The event goes virtual

The Walk to Fight Women’s Cancers is an annual milestone event that raises thousands of dollars to give back to the community. Usually this event manifests as hundreds of people walking a five-kilometre route together all dressed in pink. Not only does a giant pink mob turn heads but rather it attracts attention to the cause — Fight against women’s cancer.

Unfortunately, YVOC was forced to cancel the large in-person communal walk this year. However, event organizers were quick on their toes to re-organize a virtual walk — The virtual Walk to Fight Women’s Cancers.

“This year, because of the corona virus, we had no choice but to make it a virtual walk,” said organizer Lucy Davis. “We still thought it was very important to raise funds for the hospital to purchase equipment for the prevention and treatments of women’s cancers.”

The importance of not only this event but what it stands for could not be over looked during this year of chaos.

“I’m a positive person” added Davis, stating that the event will go on.

Having the annual pink parade virtually actually brings lots of benefits to the table. First, the event is able to happen. Second, the walk is an entire month long. From Oct. 4, all the way to Nov. 4, people are able to complete a five-kilometre trail on their own schedule. Thirdly, participants can choose to complete the walk alone or with a group of their desire.

“If walking with people outside of your bubble, please wear a mask” emphasized Madame Davis. “There was a small group of us socially distanced walking last Sunday wearing pink and well spread out for every one’s health.”

This year, unlike other years, you do not have to walk. You are able to run, bike, ride your horse, or any other form of exercise as long as you wear pink to show you are doing it for this event.

“We want people to get out and walk because part of the prevention of cancers is exercise and it is just a good idea to get outside,” Davis said.

The event organizers do ask that all participants still register online at and give what you can but there is a minimum donation amount of twenty-five dollars. The goal this year is to raise $50,000, but that goal has been surpassed already.

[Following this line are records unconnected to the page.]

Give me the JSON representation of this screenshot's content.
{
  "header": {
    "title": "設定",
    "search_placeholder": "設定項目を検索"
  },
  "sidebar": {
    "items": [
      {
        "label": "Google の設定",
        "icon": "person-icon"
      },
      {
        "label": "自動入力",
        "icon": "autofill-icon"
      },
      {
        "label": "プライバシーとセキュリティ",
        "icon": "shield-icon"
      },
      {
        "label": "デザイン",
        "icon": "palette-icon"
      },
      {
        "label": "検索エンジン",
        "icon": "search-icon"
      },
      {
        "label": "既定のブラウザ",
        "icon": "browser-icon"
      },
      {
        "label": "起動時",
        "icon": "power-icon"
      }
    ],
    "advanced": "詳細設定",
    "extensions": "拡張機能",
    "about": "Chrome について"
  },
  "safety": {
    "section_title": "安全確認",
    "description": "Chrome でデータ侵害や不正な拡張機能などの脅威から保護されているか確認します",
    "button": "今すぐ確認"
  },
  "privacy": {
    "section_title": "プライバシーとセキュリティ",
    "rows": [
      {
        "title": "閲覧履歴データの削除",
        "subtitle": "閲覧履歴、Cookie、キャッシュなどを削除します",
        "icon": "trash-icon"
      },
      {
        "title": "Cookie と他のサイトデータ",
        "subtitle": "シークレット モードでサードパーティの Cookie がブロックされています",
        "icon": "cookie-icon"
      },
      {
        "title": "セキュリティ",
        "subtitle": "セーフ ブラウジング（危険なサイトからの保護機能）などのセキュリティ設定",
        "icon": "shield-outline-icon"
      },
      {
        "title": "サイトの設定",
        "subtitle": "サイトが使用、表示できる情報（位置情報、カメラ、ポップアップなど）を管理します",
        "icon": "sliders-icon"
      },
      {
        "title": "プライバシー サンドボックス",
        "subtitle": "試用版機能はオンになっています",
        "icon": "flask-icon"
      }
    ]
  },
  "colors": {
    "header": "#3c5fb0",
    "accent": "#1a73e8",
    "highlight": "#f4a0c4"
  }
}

“We are hoping to get over one million dollars this year because it is our nineteenth walk. We are hoping to get over that point this year” explained Madame Davis.

“You can donate without walking we just like people to go out and get some exercise. The walk is open to all ages, male, female, kids, everybody,” added Davis.

All the money raised is being used to fund new women’s cancer equipment at the Brome-Missisquoi Perkins Hospital (BMP) in Cowansville, specifically “a laparoscopy tower for the operating room” mentioned Davis.

“100 per cent of the money goes to the BMP. We feel when possible it is really important to be treated in your community. Less stress, less travel, it is just more comfortable” said Davis.

To ensure this years Walk for the Cure is as successful as the past years, the YVOC recruited co-presidents: Louise Penny, a best-selling author in the Townships, and Dr. Christine Cadrin, a gynecologist at the BMP hospital.

“They have agreed to mobilize this important event for all the women of Brome-Missisquoi” the YVOC website stated. Davis also said “both are amazing ladies, and both are very behind the walk.”

Show it off

In addition to wearing pink while walking to show your support, use the hashtags #yamaskavalleyoptimistclub or #cancerwalk on social media. As for the future plans for the YVOC, normal fundraising activities are prohibited during the pandemic.

“But they will be having events to support the community like silent auctions of purses to help the local schools and group homes and the Christmas Angels Project,” said Davis.

“We have done well over the years and we are counting on the community again and we know this year is difficult, but it is good for your mental health to go for a walk and get some fresh air,” Davis said. “I want to thank-you for your support and I hope people are getting out there and walking. It is just a nice thing to do.”